Media hora después, ya estaban en la calle.
—Podríamos ir a comer —Paula consultó su reloj—, porque tengo que irme rápido, pues el regreso a casa es muy largo y no quiero salir muy tarde de Edimburgo.
—No volverás a Kinvaig esta noche —señaló, cortante—. Tú y yo vamos a pasar un par de días aquí, para relajamos y disfrutar de nuestra mutua compañía.
—Eso… no es posible —tartamudeó—. No puedo, tengo que…
—Llamé a Mirta al mediodía para saber la hora en que saliste de tu casa. Ella me dijo que trajiste una muda de ropa, por si decidías quedarte esta noche, de modo que no discutas más conmigo. ¿En dónde dejaste tu auto?
Fueron al estacionamiento y Pedro sacó la pequeña maleta de Paula. Luego, llamó a un taxi y le dio un billete de diez libras al chofer.
—Lleve esto al Hotel Caledonian y entréguelo en la recepción. Dígales que el señor Alfonso lo recogerá después.
—Es demasiado temprano como para comer, pero podemos tomar algo en el parque —declaró Pedro cuando el taxi se alejó—. Podemos ir al hotel alrededor de las seis de la tarde, y allí te refrescas y te cambias para ir a cenar. Después de eso, iremos al cine; tengo dos boletos para Los piratas de Penzance. Luego podremos ir a un club nocturno o a una discoteca…
—Espera. Me imagino que ya reservaste los cuartos del hotel, ¿verdad?
—Reservé un cuarto —corrigió con firmeza.
—Ah… entiendo —eso aclaraba las principales dudas de la joven. Paula se dio cuenta de que se ese sería el momento crítico del día.
—¿Hay algún problema? —la miró con dureza e intensidad.

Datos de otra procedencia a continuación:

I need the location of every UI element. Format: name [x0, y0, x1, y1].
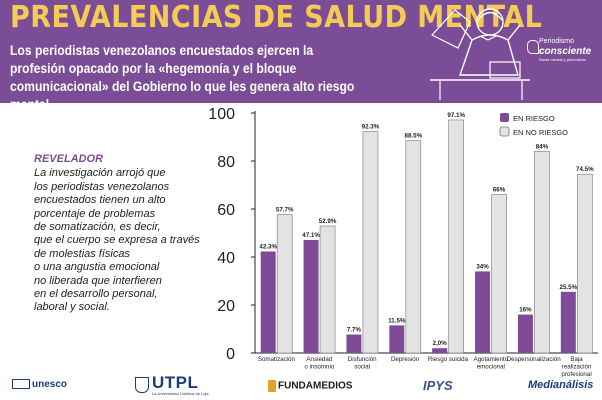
bar-en-no-riesgo: [319, 225, 336, 354]
bar-data-label: 25.5%: [560, 284, 578, 291]
bar-data-label: 11.5%: [388, 317, 406, 324]
x-tick-label: Riesgo suicida: [428, 356, 469, 363]
bar-data-label: 66%: [493, 187, 506, 194]
bar-en-no-riesgo: [405, 140, 422, 354]
page-subtitle: Los periodistas venezolanos encuestados …: [10, 43, 355, 112]
header-banner: PREVALENCIAS DE SALUD MENTAL Los periodi…: [0, 0, 602, 112]
bar-data-label: 34%: [476, 263, 489, 270]
x-tick-label: Somatización: [258, 356, 296, 363]
x-tick-label: Despersonalización: [507, 356, 562, 363]
bar-en-no-riesgo: [577, 173, 593, 354]
bar-data-label: 57.7%: [276, 207, 294, 214]
bar-data-label: 47.1%: [302, 232, 320, 239]
footer-logo-ipys: IPYS: [423, 378, 453, 393]
x-tick-label: Agotamiento emocional: [473, 356, 508, 371]
legend-label: EN RIESGO: [513, 114, 555, 123]
bar-data-label: 74.5%: [576, 166, 594, 173]
bar-data-label: 7.7%: [347, 327, 362, 334]
bar-data-label: 84%: [536, 143, 549, 150]
sidebar-kicker: REVELADOR: [34, 153, 104, 165]
legend-swatch: [500, 113, 509, 122]
y-tick-label: 40: [217, 250, 235, 267]
bar-en-riesgo: [475, 271, 491, 353]
periodismo-consciente-logo: Periodismo consciente Salud mental y per…: [525, 38, 595, 62]
bar-en-riesgo: [432, 348, 448, 353]
bar-en-riesgo: [517, 314, 533, 353]
bar-en-riesgo: [560, 291, 576, 353]
bar-en-no-riesgo: [534, 151, 550, 354]
bar-en-no-riesgo: [448, 119, 464, 354]
bar-data-label: 52.9%: [319, 218, 337, 225]
bar-data-label: 97.1%: [447, 112, 465, 119]
footer-logo-utpl: UTPL La Universidad Católica de Loja: [135, 373, 208, 396]
legend-label: EN NO RIESGO: [513, 128, 568, 137]
bar-en-no-riesgo: [491, 194, 507, 354]
bar-en-riesgo: [346, 334, 362, 353]
bar-data-label: 92.3%: [362, 123, 380, 130]
sidebar-note: REVELADOR La investigación arrojó que lo…: [34, 153, 234, 315]
x-tick-label: Depresión: [391, 356, 420, 363]
y-tick-label: 0: [226, 346, 235, 363]
brand-mark-icon: [527, 40, 539, 54]
fundamedios-mark-icon: [268, 380, 276, 392]
utpl-shield-icon: [135, 376, 149, 393]
page-title: PREVALENCIAS DE SALUD MENTAL: [10, 0, 543, 35]
y-tick-label: 80: [217, 154, 235, 171]
bar-en-riesgo: [389, 325, 405, 353]
y-tick-label: 100: [208, 106, 235, 123]
y-tick-label: 20: [217, 298, 235, 315]
x-tick-label: Baja realización profesional: [561, 356, 591, 378]
bar-en-no-riesgo: [276, 214, 293, 354]
legend-swatch: [499, 126, 510, 137]
bar-data-label: 2,0%: [433, 340, 448, 347]
bar-data-label: 16%: [519, 307, 532, 314]
bar-en-riesgo: [303, 239, 319, 353]
footer-logo-fundamedios: FUNDAMEDIOS: [268, 380, 352, 392]
bar-data-label: 88.5%: [405, 133, 423, 140]
bar-data-label: 42.3%: [259, 243, 277, 250]
bar-en-no-riesgo: [362, 131, 379, 354]
unesco-temple-icon: [12, 379, 30, 390]
sidebar-body: La investigación arrojó que los periodis…: [34, 167, 200, 314]
bar-en-riesgo: [260, 251, 276, 353]
y-tick-label: 60: [217, 202, 235, 219]
x-tick-label: Ansiedad o insomnio: [304, 356, 334, 371]
stressed-journalist-illustration: [430, 8, 530, 100]
footer-logo-medianalisis: Medianálisis: [528, 379, 594, 391]
x-tick-label: Disfunción social: [348, 356, 377, 371]
footer-logo-unesco: unesco: [12, 379, 67, 390]
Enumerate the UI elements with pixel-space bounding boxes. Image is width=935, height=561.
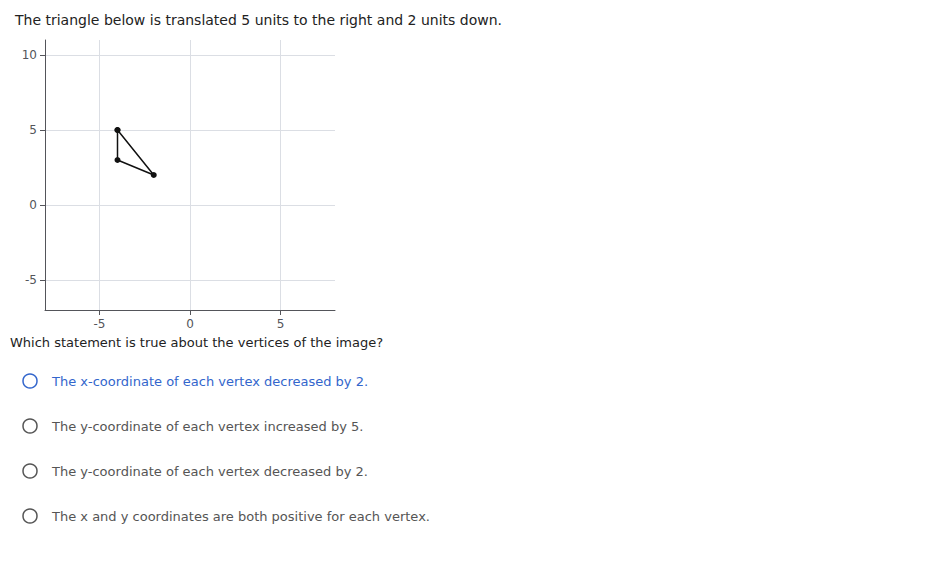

—No, Pedro, ninguno —obedeció al impulso de estar con él y la embargó una emoción muy grande al tomar esa decisión.
—Muy bien, así debe ser —sonrió, satisfecho—. Estamos en Edimburgo, un lugar neutral para nosotros, los escoceses de las Tierras Altas. Tal vez aquí podamos estar tranquilos. En Kinvaig hay demasiados recuerdos amargos que nos acosan. Quizá aquí podamos fingir que no ha pasado nada.
—Quizá. No tiene nada de malo fingir eso, ¿verdad?
Pedro la atrajo contra su cuerpo y, sin importarle estar en medio de una bulliciosa acera, besó a Paula de un modo tan provocador, que la hizo temblar. Al separarse, la observó de modo penetrante y comentó:
—Ambos sabemos qué es lo que queremos, ¿verdad, Paula?
La joven no pudo negarlo. En parte, sabía que ese momento era inevitable desde que fue a ver a Pedro a su casa, esa noche lluviosa. Él le dijo entonces que el ansia era más poderosa que el orgullo o el honor de una familia y estuvo en lo cierto. Paula ansiaba estar en sus brazos desde hacía mucho tiempo, como para no aprovechar la oportunidad que ahora se le presentaba.
—Toda la gente de ese autobús nos mira —jadeó, avergonzada—. Vámonos ya, por favor. Ya sé que a tí no te importa lo que la gente piense de ti, pero a mí no me agrada dar un espectáculo.
—Te estás sonrojando —sonrió—. Pareces una colegiala traviesa.